N’est-ce pas faire preuve de trop d’optimisme? Car l’évènement intervient «dans une société fracturée, où certains refusent tout examen de conscience et où le clivage entre islamistes et anti-islamistes reste vivace», note l’AFP. Malgré leur alliance au sein de l'actuel gouvernement (alliance qui regroupe les séculaire de Nidaa Tounès et le parti religieux Ennahda).
La pertinence de ces premières auditions publiques a été débattue avec vigueur, notamment sur les réseaux sociaux, faisant apparaître des jugements tranchés. Dans les médias, le quotidien francophone Le Temps a vu dans la succession de témoignages un «bazar de la souffrance» visant à «pousser les Tunisiens à se haïr». Les islamistes ont certes «subi la répression», poursuit le journal. Mais ils doivent aussi «se faire pardonner par le peuple tunisien pour tous les crimes commis en leur nom!», a-t-il lancé.
Et les tortionnaires?
Reste aussi à entendre les auteurs d’exactions. Selon l’IVD, la quatrième session d’auditions, le 14 janvier 2017, devrait, pour la première fois, donner la parole à certains d’entre eux qui ont demandé l’arbitrage de l’IVD. Une journée très symbolique qui marquera le 6e anniversaire de la fuite de Ben Ali.

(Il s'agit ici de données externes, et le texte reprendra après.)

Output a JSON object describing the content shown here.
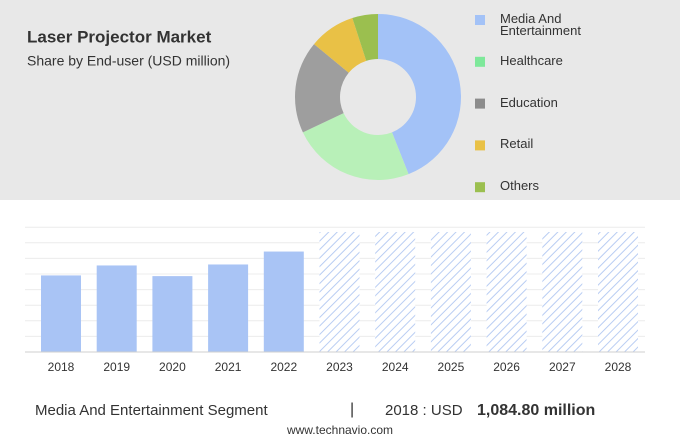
{
  "chart_data": [
    {
      "type": "pie",
      "title": "Laser Projector Market",
      "subtitle": "Share by End-user (USD million)",
      "categories": [
        "Media And Entertainment",
        "Healthcare",
        "Education",
        "Retail",
        "Others"
      ],
      "values": [
        44,
        24,
        18,
        9,
        5
      ],
      "colors": [
        "#a3c2f7",
        "#b8f0b8",
        "#9e9e9e",
        "#e9c146",
        "#9bbf4f"
      ],
      "legend_colors": [
        "#a3c2f7",
        "#7ee89a",
        "#8c8c8c",
        "#e9c146",
        "#9bbf4f"
      ],
      "donut": true
    },
    {
      "type": "bar",
      "categories": [
        "2018",
        "2019",
        "2020",
        "2021",
        "2022",
        "2023",
        "2024",
        "2025",
        "2026",
        "2027",
        "2028"
      ],
      "values": [
        1084.8,
        1226,
        1075,
        1240,
        1423,
        null,
        null,
        null,
        null,
        null,
        null
      ],
      "color": "#a9c4f5",
      "ylim": [
        0,
        1700
      ]
    }
  ],
  "footer": {
    "segment": "Media And Entertainment Segment",
    "separator": "|",
    "year_label": "2018 : USD",
    "value": "1,084.80 million"
  },
  "source": "www.technavio.com"
}
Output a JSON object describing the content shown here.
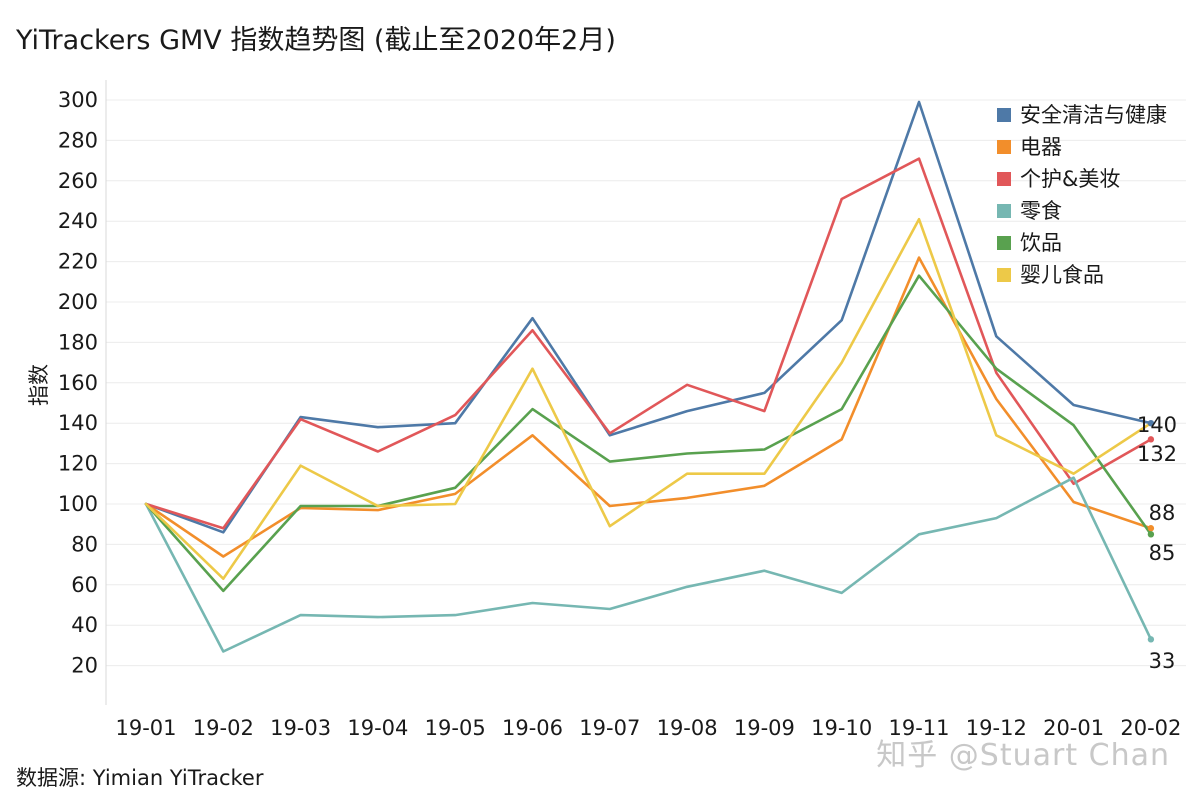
{
  "chart_data": {
    "type": "line",
    "title": "YiTrackers GMV 指数趋势图 (截止至2020年2月)",
    "source": "数据源: Yimian YiTracker",
    "xlabel": "",
    "ylabel": "指数",
    "ylim": [
      0,
      310
    ],
    "yticks": [
      20,
      40,
      60,
      80,
      100,
      120,
      140,
      160,
      180,
      200,
      220,
      240,
      260,
      280,
      300
    ],
    "grid": true,
    "legend_position": "top-right",
    "categories": [
      "19-01",
      "19-02",
      "19-03",
      "19-04",
      "19-05",
      "19-06",
      "19-07",
      "19-08",
      "19-09",
      "19-10",
      "19-11",
      "19-12",
      "20-01",
      "20-02"
    ],
    "series": [
      {
        "name": "安全清洁与健康",
        "color": "#4e79a7",
        "values": [
          100,
          86,
          143,
          138,
          140,
          192,
          134,
          146,
          155,
          191,
          299,
          183,
          149,
          140
        ]
      },
      {
        "name": "电器",
        "color": "#f28e2b",
        "values": [
          100,
          74,
          98,
          97,
          105,
          134,
          99,
          103,
          109,
          132,
          222,
          152,
          101,
          88
        ]
      },
      {
        "name": "个护&美妆",
        "color": "#e15759",
        "values": [
          100,
          88,
          142,
          126,
          144,
          186,
          135,
          159,
          146,
          251,
          271,
          165,
          110,
          132
        ]
      },
      {
        "name": "零食",
        "color": "#76b7b2",
        "values": [
          100,
          27,
          45,
          44,
          45,
          51,
          48,
          59,
          67,
          56,
          85,
          93,
          113,
          33
        ]
      },
      {
        "name": "饮品",
        "color": "#59a14f",
        "values": [
          100,
          57,
          99,
          99,
          108,
          147,
          121,
          125,
          127,
          147,
          213,
          167,
          139,
          85
        ]
      },
      {
        "name": "婴儿食品",
        "color": "#edc948",
        "values": [
          100,
          63,
          119,
          99,
          100,
          167,
          89,
          115,
          115,
          170,
          241,
          134,
          115,
          140
        ]
      }
    ],
    "end_labels": [
      "140",
      "132",
      "88",
      "85",
      "33"
    ]
  },
  "watermark": "知乎 @Stuart Chan"
}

«Pourquoi ont-ils fait ça? Etaient-ils manipulés? Cherchaient-ils une promotion? Etaient-ils contraints à pratiquer l’horreur? (…) Pourquoi se sont-ils acharnés à nous démolir? (…) Ces interrogations continuent à m’assaillir. Je veux faire le deuil», explique Sami Brahem, aujourd’hui chercheur en sciences humaines, cité par le site justiceinfo.net (dans un long article consacré au «débat sur le silence des tortionnaires»). Et d’ajouter: «Je suis prêt à leur pardonner». A condition qu’ils reconnaissent les faits. S’expliquent. Et s’excusent.